The first time I heard about Jackie’s clever shennanagins with her clothing allowance was in Kathy McKeon’s Memoir, Jackie’s Girl: My Life with the Kennedy Family. Kathy immigrated from Ireland to America in 1964 at just nineteen years old. She then snagged the job as Jackie’s private assistant, and occasional nanny, for the next decade.
Among Kathy’s many stories about Jackie and life with the Kennedy’s, she speaks of Jackie’s clothing allowance from Aristotle Onassis. Jackie received $30k a month for clothes. Jackie and Aristotle married in 1968 — 30k at that time is over $261,500 today.
Evidently Aristotle didn’t fancy Jackie’s spending habits overall, but he didn’t mind her dropping a pretty penny on plenty of fabulous frocks.
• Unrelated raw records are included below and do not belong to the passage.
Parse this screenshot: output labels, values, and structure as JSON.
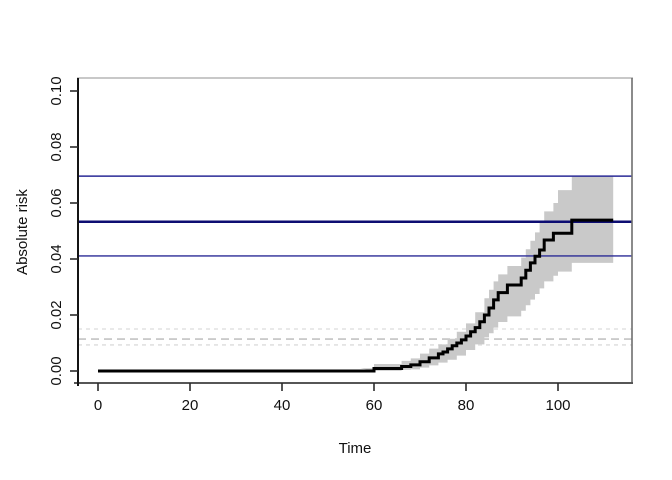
{
  "chart_data": {
    "type": "line",
    "subtype": "step-function-with-confidence-band",
    "title": "",
    "xlabel": "Time",
    "ylabel": "Absolute risk",
    "xlim": [
      0,
      115
    ],
    "ylim": [
      0,
      0.104
    ],
    "grid": "off",
    "x_ticks": [
      [
        0,
        "0"
      ],
      [
        20,
        "20"
      ],
      [
        40,
        "40"
      ],
      [
        60,
        "60"
      ],
      [
        80,
        "80"
      ],
      [
        100,
        "100"
      ]
    ],
    "y_ticks": [
      [
        0,
        "0.00"
      ],
      [
        0.02,
        "0.02"
      ],
      [
        0.04,
        "0.04"
      ],
      [
        0.06,
        "0.06"
      ],
      [
        0.08,
        "0.08"
      ],
      [
        0.1,
        "0.10"
      ]
    ],
    "series": [
      {
        "name": "absolute-risk-step-curve",
        "color": "#000000",
        "line_width": 3,
        "points_t_v": [
          [
            0,
            0
          ],
          [
            60,
            0.0009
          ],
          [
            66,
            0.0016
          ],
          [
            68,
            0.0022
          ],
          [
            70,
            0.0033
          ],
          [
            72,
            0.0047
          ],
          [
            74,
            0.0061
          ],
          [
            75,
            0.0068
          ],
          [
            76,
            0.0079
          ],
          [
            77,
            0.009
          ],
          [
            78,
            0.01
          ],
          [
            79,
            0.0111
          ],
          [
            80,
            0.0125
          ],
          [
            81,
            0.014
          ],
          [
            82,
            0.0155
          ],
          [
            83,
            0.0176
          ],
          [
            84,
            0.02
          ],
          [
            85,
            0.0225
          ],
          [
            86,
            0.0254
          ],
          [
            87,
            0.028
          ],
          [
            89,
            0.0307
          ],
          [
            92,
            0.0332
          ],
          [
            93,
            0.036
          ],
          [
            94,
            0.0386
          ],
          [
            95,
            0.041
          ],
          [
            96,
            0.0432
          ],
          [
            97,
            0.0468
          ],
          [
            99,
            0.0492
          ],
          [
            103,
            0.0539
          ],
          [
            112,
            0.0539
          ]
        ]
      }
    ],
    "confidence_band": {
      "name": "confidence-band",
      "color": "#c9c9c9",
      "points_t_lo_hi": [
        [
          57,
          0,
          0.001
        ],
        [
          60,
          0.0001,
          0.0025
        ],
        [
          66,
          0.0004,
          0.0036
        ],
        [
          68,
          0.0006,
          0.0045
        ],
        [
          70,
          0.0012,
          0.0062
        ],
        [
          72,
          0.002,
          0.008
        ],
        [
          74,
          0.003,
          0.0095
        ],
        [
          76,
          0.004,
          0.0115
        ],
        [
          78,
          0.0055,
          0.014
        ],
        [
          80,
          0.0075,
          0.017
        ],
        [
          82,
          0.0095,
          0.021
        ],
        [
          84,
          0.012,
          0.026
        ],
        [
          85,
          0.0135,
          0.029
        ],
        [
          86,
          0.0155,
          0.032
        ],
        [
          87,
          0.0175,
          0.0345
        ],
        [
          89,
          0.0195,
          0.0375
        ],
        [
          92,
          0.0215,
          0.0405
        ],
        [
          93,
          0.0235,
          0.0435
        ],
        [
          94,
          0.0255,
          0.0465
        ],
        [
          95,
          0.0275,
          0.0495
        ],
        [
          96,
          0.0295,
          0.053
        ],
        [
          97,
          0.032,
          0.057
        ],
        [
          99,
          0.034,
          0.06
        ],
        [
          100,
          0.0355,
          0.0646
        ],
        [
          103,
          0.0386,
          0.0696
        ],
        [
          112,
          0.0386,
          0.0696
        ]
      ]
    },
    "reference_lines_solid": [
      {
        "name": "upper-ci-reference-line",
        "value": 0.0696,
        "color": "#2a2a96",
        "width": 1.4
      },
      {
        "name": "estimate-reference-line",
        "value": 0.0533,
        "color": "#0d0d72",
        "width": 2.6
      },
      {
        "name": "lower-ci-reference-line",
        "value": 0.0411,
        "color": "#2a2a96",
        "width": 1.4
      }
    ],
    "reference_lines_dashed": [
      {
        "name": "dashed-upper-ci-line",
        "value": 0.015,
        "color": "#dcdcdc",
        "width": 1.3,
        "dash": "4 4"
      },
      {
        "name": "dashed-estimate-line",
        "value": 0.0114,
        "color": "#c3c3c3",
        "width": 1.6,
        "dash": "8 5"
      },
      {
        "name": "dashed-lower-ci-line",
        "value": 0.0093,
        "color": "#dcdcdc",
        "width": 1.3,
        "dash": "4 4"
      }
    ],
    "frame": {
      "top": "#c8c8c8",
      "right": "#6e6e6e",
      "bottom": "#565656",
      "left": "#141414"
    },
    "tick_color": "#2b2b2b"
  }
}
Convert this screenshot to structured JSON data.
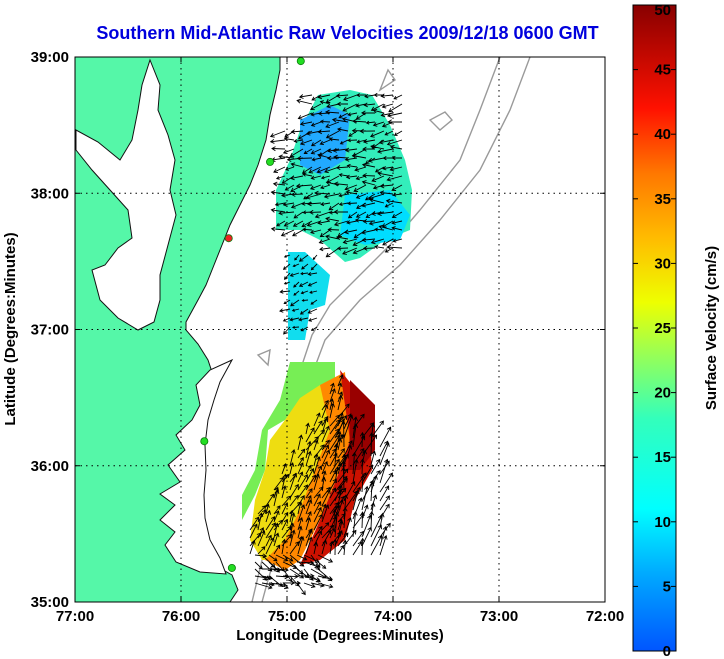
{
  "title": "Southern Mid-Atlantic Raw Velocities 2009/12/18 0600 GMT",
  "colors": {
    "land": "#55f7a8",
    "coast": "#111111",
    "bathymetry": "#9a9a9a",
    "station": "#22dd22",
    "station_alert": "#ee2222",
    "grid": "#000000"
  },
  "chart_data": {
    "type": "heatmap",
    "xlabel": "Longitude (Degrees:Minutes)",
    "ylabel": "Latitude (Degrees:Minutes)",
    "x_ticks": [
      "77:00",
      "76:00",
      "75:00",
      "74:00",
      "73:00",
      "72:00"
    ],
    "y_ticks": [
      "39:00",
      "38:00",
      "37:00",
      "36:00",
      "35:00"
    ],
    "xlim": [
      -77,
      -72
    ],
    "ylim": [
      35,
      39
    ],
    "grid": true,
    "colorbar": {
      "label": "Surface Velocity (cm/s)",
      "min": 0,
      "max": 50,
      "ticks": [
        "0",
        "5",
        "10",
        "15",
        "20",
        "25",
        "30",
        "35",
        "40",
        "45",
        "50"
      ]
    },
    "stations": [
      {
        "lon": -74.87,
        "lat": 38.97,
        "status": "ok"
      },
      {
        "lon": -75.16,
        "lat": 38.23,
        "status": "ok"
      },
      {
        "lon": -75.55,
        "lat": 37.67,
        "status": "alert"
      },
      {
        "lon": -75.78,
        "lat": 36.18,
        "status": "ok"
      },
      {
        "lon": -75.52,
        "lat": 35.25,
        "status": "ok"
      }
    ]
  }
}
As a side note, I remember a story about Jackie not understanding how JFK balked at spending 1k for a painting but would spend enormous amounts on campaigns.
I guess people prioritize spending differently — though I think many can definitely identify with Jackie!
Anyhow, I appreciate how a lady of her time and generation cleverly took matters into her own hands to get some spending freedom. lol.
She took Aristotle’s 30k a month. And bought fabulous clothes. Some she wore. Some she didn’t. Some even had the tags on them. Fully conscious of her plan, and with the assistance of others, Jackie would consign her clothes. And make a significant amount of money on them!
Keep in mind, 30k a month in 1968 is over 3 million annually in todays dollars. Just brilliant.
We were recently at a talk by Monte Durham, of Say Yes to the Dress Atlanta & Salon Monte. He fancies himself Jackie’s biggest fan, and recently donated his entire collection — including a replica of Jackie’s wedding dress to JFK — to the First Ladies Museum. He brought up the consignment story too, and I learned that Jackie actually was able to sell the clothing for more than she paid because people were so excited to own something that was Jackie’s.
I love stories like this!
If you like stories like this too check out Kathy’s book Jackie’s Girl, Miles and I both recommend it. We were visiting family in Grosse Pointe, and Miles read Aunt Sheila’s copy. Mummy read it too. It’s a really easy, fascinating, fun read about a poor girl from Ireland who ends up working for American royalty.